Paradis recommended monitoring the foal's growth on a regular basis--specifically, every three to four days. While a scale is the most accurate way to evaluate average daily weight gain, it's often not a practical option for owners. Thus, she suggested owners use the following formula to monitor weight gain ("Y" is the foal's girth circumference in centimeters or inches and "X" equals the foal's weight in kilograms or pounds):
X in kg = Y in cm - (63.7/0.38) or X in pounds = Y in inches - (25.1-0.07)
Paradis also stressed that owners can monitor body weight using a modified Henneke Body Condition Scoring scale, ranging from 1 to 5 rather than the traditional 1 to 9. Paradis said that a 1 on the modified scale represents a foal that is extremely emaciated (some are born this way and they already need nutritional help, she said). A 3 on the modified scale represents a foal with a little fat covering his body, but still on the thin side, she said. Finally, a 4 or a 5 represents a normal foal, she said. These foals have a flat back and nice rounded curves, though their ribs are generally visible.
Paradis stressed that owners should keep a detailed log of their foal's average daily weight gain and other nutritional observations they might make.

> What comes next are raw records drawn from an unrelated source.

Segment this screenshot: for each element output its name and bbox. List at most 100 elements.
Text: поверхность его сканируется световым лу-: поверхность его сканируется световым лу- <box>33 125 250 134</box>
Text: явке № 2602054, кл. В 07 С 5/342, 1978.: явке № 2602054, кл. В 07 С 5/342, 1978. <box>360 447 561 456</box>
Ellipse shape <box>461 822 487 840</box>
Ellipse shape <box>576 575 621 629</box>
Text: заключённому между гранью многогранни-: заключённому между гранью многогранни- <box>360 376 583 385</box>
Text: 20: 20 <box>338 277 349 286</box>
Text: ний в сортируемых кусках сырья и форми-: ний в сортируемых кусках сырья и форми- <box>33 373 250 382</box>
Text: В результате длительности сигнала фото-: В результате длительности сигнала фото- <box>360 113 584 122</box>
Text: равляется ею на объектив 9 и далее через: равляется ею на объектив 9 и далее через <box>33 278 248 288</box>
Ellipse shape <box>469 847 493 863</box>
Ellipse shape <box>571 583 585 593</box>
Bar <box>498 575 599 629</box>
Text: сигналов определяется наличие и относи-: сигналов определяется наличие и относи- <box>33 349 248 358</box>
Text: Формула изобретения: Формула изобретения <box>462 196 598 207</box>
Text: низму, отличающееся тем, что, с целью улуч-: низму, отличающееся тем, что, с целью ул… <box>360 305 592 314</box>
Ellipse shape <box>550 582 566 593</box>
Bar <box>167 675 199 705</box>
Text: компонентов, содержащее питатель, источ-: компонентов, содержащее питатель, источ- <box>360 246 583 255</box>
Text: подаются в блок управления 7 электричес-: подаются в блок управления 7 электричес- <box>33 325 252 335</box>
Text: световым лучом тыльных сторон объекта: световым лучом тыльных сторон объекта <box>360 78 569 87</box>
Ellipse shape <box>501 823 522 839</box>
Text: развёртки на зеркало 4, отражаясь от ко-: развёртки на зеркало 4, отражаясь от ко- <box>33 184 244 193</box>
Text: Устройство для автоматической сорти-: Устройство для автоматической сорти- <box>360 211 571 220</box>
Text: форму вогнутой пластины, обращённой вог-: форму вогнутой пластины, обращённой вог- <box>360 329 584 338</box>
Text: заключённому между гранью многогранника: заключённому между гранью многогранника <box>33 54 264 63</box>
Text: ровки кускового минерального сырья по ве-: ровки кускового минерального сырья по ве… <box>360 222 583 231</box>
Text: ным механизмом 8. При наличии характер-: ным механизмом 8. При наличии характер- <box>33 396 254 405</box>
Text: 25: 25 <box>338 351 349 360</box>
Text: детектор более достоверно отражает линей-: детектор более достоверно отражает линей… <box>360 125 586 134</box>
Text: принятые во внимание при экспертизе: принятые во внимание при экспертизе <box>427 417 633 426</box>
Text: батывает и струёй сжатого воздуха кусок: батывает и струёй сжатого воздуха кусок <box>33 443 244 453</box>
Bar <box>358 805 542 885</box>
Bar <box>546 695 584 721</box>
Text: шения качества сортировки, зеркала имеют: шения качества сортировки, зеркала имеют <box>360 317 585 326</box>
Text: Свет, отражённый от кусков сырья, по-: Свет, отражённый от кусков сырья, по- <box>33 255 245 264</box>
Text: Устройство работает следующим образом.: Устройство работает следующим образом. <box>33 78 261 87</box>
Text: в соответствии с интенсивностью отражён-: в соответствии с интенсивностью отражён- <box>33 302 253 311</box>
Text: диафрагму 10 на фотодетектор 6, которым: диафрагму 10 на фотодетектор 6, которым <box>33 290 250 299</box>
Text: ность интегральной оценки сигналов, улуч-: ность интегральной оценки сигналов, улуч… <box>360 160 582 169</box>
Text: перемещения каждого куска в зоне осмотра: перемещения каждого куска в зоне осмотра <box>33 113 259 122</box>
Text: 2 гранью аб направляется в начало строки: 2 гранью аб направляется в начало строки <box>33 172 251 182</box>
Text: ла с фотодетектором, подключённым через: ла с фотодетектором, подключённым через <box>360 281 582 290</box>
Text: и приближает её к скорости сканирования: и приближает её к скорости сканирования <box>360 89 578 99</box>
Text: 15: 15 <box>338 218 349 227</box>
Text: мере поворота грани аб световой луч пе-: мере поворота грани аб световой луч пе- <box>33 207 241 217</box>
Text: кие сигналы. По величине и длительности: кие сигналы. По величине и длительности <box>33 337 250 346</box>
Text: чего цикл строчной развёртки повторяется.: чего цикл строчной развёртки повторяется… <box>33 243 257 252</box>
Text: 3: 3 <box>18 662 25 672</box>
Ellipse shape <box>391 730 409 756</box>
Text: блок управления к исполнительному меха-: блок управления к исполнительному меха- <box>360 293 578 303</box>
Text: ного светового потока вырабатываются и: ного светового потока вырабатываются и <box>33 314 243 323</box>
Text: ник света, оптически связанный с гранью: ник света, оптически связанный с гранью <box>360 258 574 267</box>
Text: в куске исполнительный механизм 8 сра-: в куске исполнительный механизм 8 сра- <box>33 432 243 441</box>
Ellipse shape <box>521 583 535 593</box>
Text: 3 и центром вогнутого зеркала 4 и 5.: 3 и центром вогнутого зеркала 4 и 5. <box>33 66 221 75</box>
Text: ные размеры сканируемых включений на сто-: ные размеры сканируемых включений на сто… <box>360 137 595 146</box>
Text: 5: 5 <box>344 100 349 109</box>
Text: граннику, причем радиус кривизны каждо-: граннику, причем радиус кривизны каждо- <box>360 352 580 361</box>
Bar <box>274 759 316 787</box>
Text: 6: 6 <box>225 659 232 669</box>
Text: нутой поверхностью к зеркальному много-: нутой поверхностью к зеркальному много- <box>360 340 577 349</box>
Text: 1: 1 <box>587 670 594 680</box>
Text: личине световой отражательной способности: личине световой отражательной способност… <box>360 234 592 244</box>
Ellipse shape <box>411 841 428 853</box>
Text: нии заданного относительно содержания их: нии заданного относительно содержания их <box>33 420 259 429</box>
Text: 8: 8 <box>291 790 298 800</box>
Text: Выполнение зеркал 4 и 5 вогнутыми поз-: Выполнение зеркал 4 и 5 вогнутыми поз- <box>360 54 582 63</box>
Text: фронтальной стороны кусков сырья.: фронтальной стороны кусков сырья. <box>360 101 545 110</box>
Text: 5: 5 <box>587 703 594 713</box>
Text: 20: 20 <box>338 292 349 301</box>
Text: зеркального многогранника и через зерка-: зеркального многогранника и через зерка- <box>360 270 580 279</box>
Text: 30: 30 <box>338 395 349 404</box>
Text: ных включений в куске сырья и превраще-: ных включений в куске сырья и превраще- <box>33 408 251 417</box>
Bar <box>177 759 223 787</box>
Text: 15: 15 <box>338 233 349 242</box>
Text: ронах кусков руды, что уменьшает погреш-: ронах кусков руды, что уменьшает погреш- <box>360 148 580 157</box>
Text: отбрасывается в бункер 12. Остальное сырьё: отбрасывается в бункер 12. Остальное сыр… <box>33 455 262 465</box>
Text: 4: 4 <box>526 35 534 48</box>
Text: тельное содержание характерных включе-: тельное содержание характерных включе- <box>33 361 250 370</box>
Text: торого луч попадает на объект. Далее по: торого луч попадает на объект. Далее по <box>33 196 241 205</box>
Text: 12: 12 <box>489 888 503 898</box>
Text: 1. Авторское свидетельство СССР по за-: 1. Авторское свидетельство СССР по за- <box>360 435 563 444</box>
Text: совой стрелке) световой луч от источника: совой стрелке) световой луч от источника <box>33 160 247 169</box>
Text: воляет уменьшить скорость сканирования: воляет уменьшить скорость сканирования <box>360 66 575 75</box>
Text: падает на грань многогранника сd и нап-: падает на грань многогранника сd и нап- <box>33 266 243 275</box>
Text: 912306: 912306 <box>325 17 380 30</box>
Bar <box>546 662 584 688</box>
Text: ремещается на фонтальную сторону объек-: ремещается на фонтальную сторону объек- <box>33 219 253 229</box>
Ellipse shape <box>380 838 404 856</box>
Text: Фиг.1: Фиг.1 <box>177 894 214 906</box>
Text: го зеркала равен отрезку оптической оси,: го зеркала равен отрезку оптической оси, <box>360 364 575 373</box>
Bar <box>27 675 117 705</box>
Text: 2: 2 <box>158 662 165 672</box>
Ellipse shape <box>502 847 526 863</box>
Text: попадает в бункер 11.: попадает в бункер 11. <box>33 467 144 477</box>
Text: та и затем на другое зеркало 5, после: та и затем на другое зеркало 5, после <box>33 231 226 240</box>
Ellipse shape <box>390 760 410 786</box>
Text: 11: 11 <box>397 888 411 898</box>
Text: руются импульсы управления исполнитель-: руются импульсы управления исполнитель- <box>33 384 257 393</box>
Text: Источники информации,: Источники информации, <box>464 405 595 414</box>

"These (measurements) allow recognition of a decreasing average daily gain of weight and growth of the foal early and intervention nutritionally to correct the problem," she said.
Understanding foals' nutritional needs and properly monitoring their average daily weight gain can help alert owners to potential problems that might be otherwise hard to detect. If problems arise with a particular foal, it's important to seek advice from a veterinarian or equine nutritionist.
Disclaimer: Seek the advice of a qualified veterinarian before proceeding with any diagnosis, treatment, or therapy.